Questo vuol dire che in futuro ci saranno sempre meno lavoratori a versare i contributi previdenziali e sempre più anziani a riscuotere le pensioni. Se non vogliamo che l’onere a carico di questi lavoratori, che sono i nostri figli, diventi insostenibile, l’unica soluzione è quella di aumentare l’età pensionabile. In un mondo come il nostro nel quale il lavoro richiede mediamente sempre meno sforzo fisico questa soluzione sarebbe largamente fattibile e avrebbe l’ulteriore pregio di permettere alla collettività di non privarsi anzitempo dell’esperienza acquisita dai lavoratori più anziani.
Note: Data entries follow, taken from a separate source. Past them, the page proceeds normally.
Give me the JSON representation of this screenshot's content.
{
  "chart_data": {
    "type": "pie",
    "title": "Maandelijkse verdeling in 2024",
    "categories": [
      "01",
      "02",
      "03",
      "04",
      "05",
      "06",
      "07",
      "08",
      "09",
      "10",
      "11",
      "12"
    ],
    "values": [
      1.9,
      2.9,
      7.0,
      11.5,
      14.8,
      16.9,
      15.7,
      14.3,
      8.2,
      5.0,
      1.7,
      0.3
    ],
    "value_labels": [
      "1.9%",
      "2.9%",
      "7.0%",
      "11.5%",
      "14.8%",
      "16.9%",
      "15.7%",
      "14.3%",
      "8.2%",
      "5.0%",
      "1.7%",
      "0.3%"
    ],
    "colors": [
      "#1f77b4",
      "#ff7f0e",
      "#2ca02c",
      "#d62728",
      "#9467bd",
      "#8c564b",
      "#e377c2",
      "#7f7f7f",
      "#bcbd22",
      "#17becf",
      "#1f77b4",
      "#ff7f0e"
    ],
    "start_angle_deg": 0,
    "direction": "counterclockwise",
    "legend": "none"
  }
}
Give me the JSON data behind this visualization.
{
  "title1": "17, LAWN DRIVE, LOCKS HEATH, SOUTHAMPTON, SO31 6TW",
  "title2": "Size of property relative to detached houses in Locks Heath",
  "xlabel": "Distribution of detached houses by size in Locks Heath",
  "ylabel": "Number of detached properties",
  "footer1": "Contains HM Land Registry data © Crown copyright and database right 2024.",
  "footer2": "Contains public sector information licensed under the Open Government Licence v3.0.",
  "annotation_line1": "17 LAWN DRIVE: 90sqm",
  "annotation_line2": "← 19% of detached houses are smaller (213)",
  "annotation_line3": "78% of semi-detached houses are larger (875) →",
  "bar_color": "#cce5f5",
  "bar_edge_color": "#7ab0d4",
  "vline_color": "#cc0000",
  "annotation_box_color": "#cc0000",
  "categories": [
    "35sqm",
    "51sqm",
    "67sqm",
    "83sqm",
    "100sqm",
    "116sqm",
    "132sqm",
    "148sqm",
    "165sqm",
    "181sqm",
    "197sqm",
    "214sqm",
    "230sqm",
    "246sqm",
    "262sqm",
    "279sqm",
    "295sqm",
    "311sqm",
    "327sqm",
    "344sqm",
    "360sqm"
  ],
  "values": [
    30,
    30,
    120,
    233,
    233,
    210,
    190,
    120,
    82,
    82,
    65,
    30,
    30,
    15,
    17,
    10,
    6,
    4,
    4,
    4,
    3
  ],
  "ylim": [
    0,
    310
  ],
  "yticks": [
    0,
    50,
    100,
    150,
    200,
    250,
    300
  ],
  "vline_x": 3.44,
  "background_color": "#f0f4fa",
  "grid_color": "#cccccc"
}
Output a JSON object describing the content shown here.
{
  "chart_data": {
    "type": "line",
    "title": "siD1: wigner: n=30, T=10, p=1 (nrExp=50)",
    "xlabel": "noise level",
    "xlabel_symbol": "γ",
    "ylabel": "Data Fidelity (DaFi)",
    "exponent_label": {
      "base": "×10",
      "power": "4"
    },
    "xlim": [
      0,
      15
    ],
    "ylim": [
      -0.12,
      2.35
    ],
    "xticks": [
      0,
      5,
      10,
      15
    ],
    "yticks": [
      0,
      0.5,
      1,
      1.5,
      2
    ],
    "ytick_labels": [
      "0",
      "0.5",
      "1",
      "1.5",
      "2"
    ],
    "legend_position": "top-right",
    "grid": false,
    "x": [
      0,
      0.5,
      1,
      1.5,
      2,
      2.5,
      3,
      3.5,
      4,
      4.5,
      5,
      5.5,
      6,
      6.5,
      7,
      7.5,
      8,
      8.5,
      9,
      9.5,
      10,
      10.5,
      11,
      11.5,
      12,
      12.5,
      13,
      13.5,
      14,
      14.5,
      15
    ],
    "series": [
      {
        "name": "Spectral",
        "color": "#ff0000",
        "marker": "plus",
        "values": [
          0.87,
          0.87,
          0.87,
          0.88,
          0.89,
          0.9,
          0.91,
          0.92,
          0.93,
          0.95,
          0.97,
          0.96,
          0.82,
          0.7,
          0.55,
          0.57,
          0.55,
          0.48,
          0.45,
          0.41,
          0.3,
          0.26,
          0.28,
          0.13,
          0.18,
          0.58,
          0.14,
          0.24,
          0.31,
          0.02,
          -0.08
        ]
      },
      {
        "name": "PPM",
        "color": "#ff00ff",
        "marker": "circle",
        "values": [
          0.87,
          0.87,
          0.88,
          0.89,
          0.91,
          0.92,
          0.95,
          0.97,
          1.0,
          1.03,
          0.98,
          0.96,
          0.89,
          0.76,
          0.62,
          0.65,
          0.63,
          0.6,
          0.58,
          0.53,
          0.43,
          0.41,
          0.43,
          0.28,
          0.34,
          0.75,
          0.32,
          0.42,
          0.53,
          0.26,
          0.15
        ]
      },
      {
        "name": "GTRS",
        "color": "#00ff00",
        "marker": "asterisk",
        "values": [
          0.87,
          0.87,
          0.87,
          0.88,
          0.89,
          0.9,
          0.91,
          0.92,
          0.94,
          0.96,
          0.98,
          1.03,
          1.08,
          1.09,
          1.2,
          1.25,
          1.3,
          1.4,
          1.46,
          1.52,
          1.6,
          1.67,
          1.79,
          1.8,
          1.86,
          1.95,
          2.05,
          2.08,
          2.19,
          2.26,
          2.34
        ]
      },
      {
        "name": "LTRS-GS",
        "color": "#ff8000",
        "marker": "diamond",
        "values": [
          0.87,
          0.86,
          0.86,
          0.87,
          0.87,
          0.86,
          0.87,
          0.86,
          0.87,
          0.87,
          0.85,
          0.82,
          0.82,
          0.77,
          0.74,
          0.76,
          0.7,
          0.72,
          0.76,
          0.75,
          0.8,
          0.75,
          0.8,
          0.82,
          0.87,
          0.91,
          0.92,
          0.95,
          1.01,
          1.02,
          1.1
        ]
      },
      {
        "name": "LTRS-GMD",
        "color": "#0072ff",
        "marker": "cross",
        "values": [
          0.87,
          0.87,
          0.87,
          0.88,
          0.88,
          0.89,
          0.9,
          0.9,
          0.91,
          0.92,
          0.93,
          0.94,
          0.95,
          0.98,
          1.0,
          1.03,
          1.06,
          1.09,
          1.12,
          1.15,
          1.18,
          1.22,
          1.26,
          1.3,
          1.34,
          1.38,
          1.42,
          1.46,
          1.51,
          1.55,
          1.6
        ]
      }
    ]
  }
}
Questa esperienza avrebbe effetti positivi sulla produttività del nostro sistema economico e quindi contribuirebbe a creare più posti di lavoro per i giovani.

Un altro motivo per il quale l’innalzamento dell’età pensionabile non solo non toglierebbe lavoro ai giovani, come si è comunemente portati a credere, ma anzi contribuirebbe a creare lavoro per i giovani è dato dal fatto che con l’aumento del rapporto tra numero di pensionati e numero di persone in età lavorativa, che si verificherebbe a causa delle tendenze demografiche in atto nel nostro paese se non venisse innalzata l’età pensionabile, la sostenibilità economica del nostro sistema previdenziale potrebbe essere garantita solo da un’ulteriore innalzamento dell’aliquota dei contributi previdenziali a carico delle imprese. Questo innalzamento genererebbe un aumento del costo del lavoro e quindi una diminuzione della quantità di lavoro domandata dalle imprese (naturalmente a parità di altre condizioni).

Un rinvio dell’innalzamento dell’età pensionabile significherebbe che vogliamo continuare a scaricare il problema della sostenibilità del nostro sistema previdenziale sulle generazioni future. Queste ultime, poste di fronte all’alternativa di rimanere in Italia a farsi carico dei nostri diritti acquisiti o di emigrare, sarebbero prevedibilmente incentivate in misura ancora maggiore rispetto a oggi a preferire quest’ultima soluzione.